Subtle control-flow adjustments (boundary flips, increments, negations, math tweaks) move the needle only slightly.

Results

Mutator	Files Changed	Average Defective % Change	Average Non-Defective % Change
Conditionals Boundary Mutator	https://github.com/anirudhsengar/openj9/pull/2/files	-0.024%	-0.037%
Increments Mutator	https://github.com/anirudhsengar/openj9/pull/3/files	+0.00%	+0.00%
Negatives Mutator	https://github.com/anirudhsengar/openj9/pull/4/files	+0.077%	+0.138%
Math Mutator	https://github.com/anirudhsengar/openj9/pull/5/files	-0.059%	-0.106%
Negate Conditionals Mutator	https://github.com/anirudhsengar/openj9/pull/6/files	+0.019%	+0.028%
Return Values Mutator	https://github.com/anirudhsengar/openj9/pull/7/files	+1.774%	+2.913%
Void Method Call Mutator	https://github.com/anirudhsengar/openj9/pull/8/files	+11.536%	+18.082%
Empty returns Mutator	https://github.com/anirudhsengar/openj9/pull/9/files	+21.191%	+55.363%
False returns Mutator	https://github.com/anirudhsengar/openj9/pull/10/files	+0.067%	+0.111%
True returns Mutator	https://github.com/anirudhsengar/openj9/pull/11/files	+3.667%	+6.459%
Null returns Mutator	https://github.com/anirudhsengar/openj9/pull/12/files	+3.831%	+5.674%
Primitive returns Mutator	https://github.com/anirudhsengar/openj9/pull/13/files	+5.378%	+8.889%

Notes:

“Defective/Non-Defective % Change” reflects how the REPD score moved on those classes after the mutation relative to baseline on the same files.

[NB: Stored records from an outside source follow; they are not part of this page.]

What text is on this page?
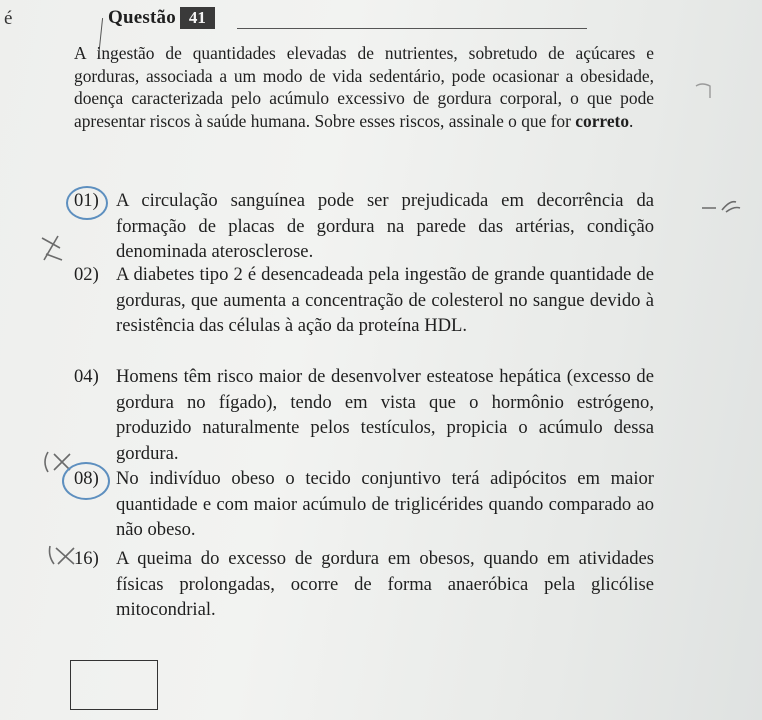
é	Questão 41
A ingestão de quantidades elevadas de nutrientes, sobretudo de açúcares e gorduras, associada a um modo de vida sedentário, pode ocasionar a obesidade, doença caracterizada pelo acúmulo excessivo de gordura corporal, o que pode apresentar riscos à saúde humana. Sobre esses riscos, assinale o que for correto.
01) A circulação sanguínea pode ser prejudicada em decorrência da formação de placas de gordura na parede das artérias, condição denominada aterosclerose.
02) A diabetes tipo 2 é desencadeada pela ingestão de grande quantidade de gorduras, que aumenta a concentração de colesterol no sangue devido à resistência das células à ação da proteína HDL.
04) Homens têm risco maior de desenvolver esteatose hepática (excesso de gordura no fígado), tendo em vista que o hormônio estrógeno, produzido naturalmente pelos testículos, propicia o acúmulo dessa gordura.
08) No indivíduo obeso o tecido conjuntivo terá adipócitos em maior quantidade e com maior acúmulo de triglicérides quando comparado ao não obeso.
16) A queima do excesso de gordura em obesos, quando em atividades físicas prolongadas, ocorre de forma anaeróbica pela glicólise mitocondrial.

What the results suggest about REPD sensitivity

Biggest signals: removing behavior and short-circuiting flow

Empty returns (+21.19% / +55.36%): Early-exiting methods (e.g., returning NULL/nullptr or returning prematurely) produces large, consistent structural damage - REPD strongly flags these.
Void Method Call removal (+11.54% / +18.08%): Eliminating calls that have side effects (e.g., cleanup/close, permission checks, tracepoints, synchronization) materially alters program semantics. REPD consistently treats this as high risk.
Forced return constants (True/Null/Primitive returns; Return Values): These increasingly “freeze” dynamic paths and error handling. The higher the probability of suppressing failures or misreporting state, the larger the REPD bump (up to +8.89% for primitive returns).

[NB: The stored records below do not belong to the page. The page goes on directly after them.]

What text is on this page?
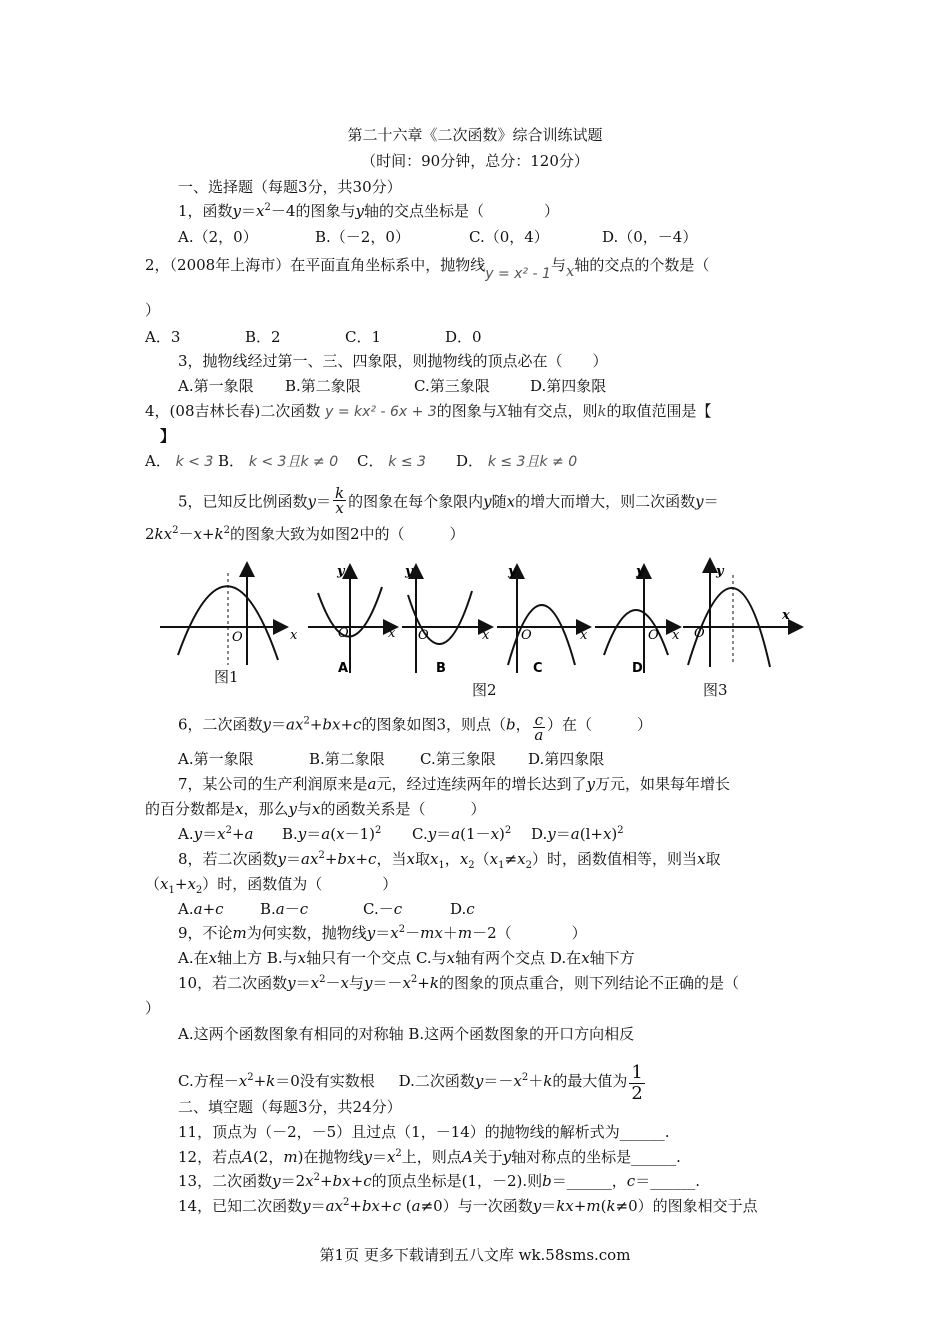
第二十六章《二次函数》综合训练试题
（时间：90分钟，总分：120分）
一、选择题（每题3分，共30分）
1，函数$y=x^2-4$的图象与y轴的交点坐标是（　　　　）
A.（2，0）	B.（－2，0）	C.（0，4）	D.（0，－4）
2，（2008年上海市）在平面直角坐标系中，抛物线y = x² - 1与x轴的交点的个数是（
）
A．3	B．2	C．1	D．0
3，抛物线经过第一、三、四象限，则抛物线的顶点必在（　　）
A.第一象限 B.第二象限	C.第三象限	D.第四象限
4，(08吉林长春)二次函数 y = kx² - 6x + 3的图象与X轴有交点，则k的取值范围是【
】
A． k < 3 B． k < 3且k ≠ 0 C． k ≤ 3 D． k ≤ 3且k ≠ 0
5，已知反比例函数$y= \frac{k}{x}$ 的图象在每个象限内y随x的增大而增大，则二次函数y＝
$2kx^2-x+k^2$的图象大致为如图2中的（　　　）
O	x
y
O	x
A
y
O	x
B
y
O	x
C
y
O x
D
y
O
x
图1
图2	图3
6，二次函数$y=ax^2+bx+c$的图象如图3，则点（b， $\frac{c}{a}$ ）在（　　　）
A.第一象限	B.第二象限 C.第三象限 D.第四象限
7，某公司的生产利润原来是a元，经过连续两年的增长达到了y万元，如果每年增长
的百分数都是x，那么y与x的函数关系是（　　　）
$A.y=x^2+a$ $B.y=a(x-1)^2$ $C.y=a(1-x)^2$ $D.y=a(l+x)^2$
8，若二次函数$y=ax^2+bx+c$，当x取$x_1$，$x_2(x_1\ne x_2)$时，函数值相等，则当x取
$(x_1+x_2)$时，函数值为（　　　　）
A.a+c B.a－c	C.－c	D.c
9，不论m为何实数，抛物线$y=x^2-mx+m-2$（　　　　）
A.在x轴上方 B.与x轴只有一个交点 C.与x轴有两个交点 D.在x轴下方
10，若二次函数$y=x^2-x$与$y=-x^2+k$的图象的顶点重合，则下列结论不正确的是（
）
A.这两个函数图象有相同的对称轴 B.这两个函数图象的开口方向相反
C.方程$-x^2+k=0$没有实数根 D.二次函数$y=-x^2+k$的最大值为 $\frac{1}{2}$
二、填空题（每题3分，共24分）
11，顶点为（－2，－5）且过点（1，－14）的抛物线的解析式为______.
12，若点A(2，m)在抛物线$y=x^2$上，则点A关于y轴对称点的坐标是______.
13，二次函数$y=2x^2+bx+c$的顶点坐标是(1，－2).则b＝______，c＝______.
14，已知二次函数$y=ax^2+bx+c$ (a≠0）与一次函数y＝kx+m(k≠0）的图象相交于点
第1页 更多下载请到五八文库 wk.58sms.com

Moderate signals: blatant control-flow forcing

True/False returns (esp. True returns), and Null/Primitive return families: These mutations steer code into atypical paths or failure modes (e.g., reporting success, skipping checks, returning invalid pointers), which REPD catches as materially riskier than baseline.

Small/no signal: micro-control-flow and arithmetic tweaks

Conditionals boundary, increments, negate conditionals, negatives, math. REPD tends to treat them as low-risk noise, hence tiny score deltas.

Methodology (high level)

For each mutator, I created a PR in my OpenJ9 fork that applied representative mutations across 10 files.
I then ran the REPD approach against each PR to compute how its scoring changed on the affected classes compared to baseline.
I aggregated the deltas to the “Average % Change” values shown above.

Takeaway

REPD is most sensitive to mutations that remove behavior or force outcomes (empty/void-return changes, hardcoded returns).

Aug 27 '25 15:08 anirudhsengar